La seta asoma bajo la falda de la escultura en honor a la jota de Villamoronta. /Ascen Salán
La seta asoma bajo la falda de la escultura en honor a la jota de Villamoronta. / Ascen Salán

La seta de chopo que ha nacido en la talla se convierte en todo un acontecimiento en este pueblo palentino de 250 habitantes

Marco Alonso
MARCO ALONSOPalencia

Nunca una seta había dado tanto que hablar en la provincia de Palencia, y eso que la micología ha dado hasta para una cátedra en el campus palentino. La aparición de una seta bajo la falda de la escultura de madera dedicada a la jota de Villamoronta, en la localidad palentina con el mismo nombre, ha sido todo un acontecimiento para este pequeño municipio de 250 habitantes. «Ha llegado el otoño, florecen las setas en todas las partes y a nosotros nos ha salido una en este sitio tan poco habitual», bromea Jesús Teófilo Fernández, el alcalde de Villamoronta, que hace poco menos de un año encargó la fabricación de esta talla, de la que ahora ha surgido vida con esta seta, que parece ser de la especie comestible 'agocybe aegerita', conocida comúnmente como seta de chopo.

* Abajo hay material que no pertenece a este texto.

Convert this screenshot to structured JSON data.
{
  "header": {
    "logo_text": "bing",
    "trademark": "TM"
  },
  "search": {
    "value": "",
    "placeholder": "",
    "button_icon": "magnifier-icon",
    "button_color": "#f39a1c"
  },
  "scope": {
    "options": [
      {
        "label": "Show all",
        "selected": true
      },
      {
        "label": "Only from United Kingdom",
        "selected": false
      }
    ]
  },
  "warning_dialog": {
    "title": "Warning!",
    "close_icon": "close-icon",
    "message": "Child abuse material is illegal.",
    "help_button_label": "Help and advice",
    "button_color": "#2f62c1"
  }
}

La escultura lleva ya cerca de un año en la plaza del pueblo, junto al Ayuntamiento, y no había generado tanta expectación nunca, ni siquiera el día de su inauguración. No obstante, este hecho no es algo tan inusual, tal y como indica el propio autor, Javier Patón. «No es muy difícil que suceda esto en una escultura de estas características, aunque en este caso es muy extraño porque ha salido del corazón del tronco y eso no es muy normal», explica el artista, que para este trabajo utilizó madera de un chopo de Aguilar de Campoo, un material del que suelen crecer estas setas, que son muy apreciadas en los fogones.

Escultura en honor a la jota de Villamoronta. / Ascen Salán

En la talla aparecen representadas un niño y una niña que bailan jotas con el traje castellano típico de estas tierras y la seta ha salido, curiosamente, entre las faldas de la niña, para generar todo tipo de chascarrillos en el pueblo. «Más realista no ha podido ser. Ni de propio intento», bromea Javier Patón, que de esta forma tan poco ortodoxa espera que aumente su fama como escultor en madera. «Después de esto seré conocido por algo», añade con humor.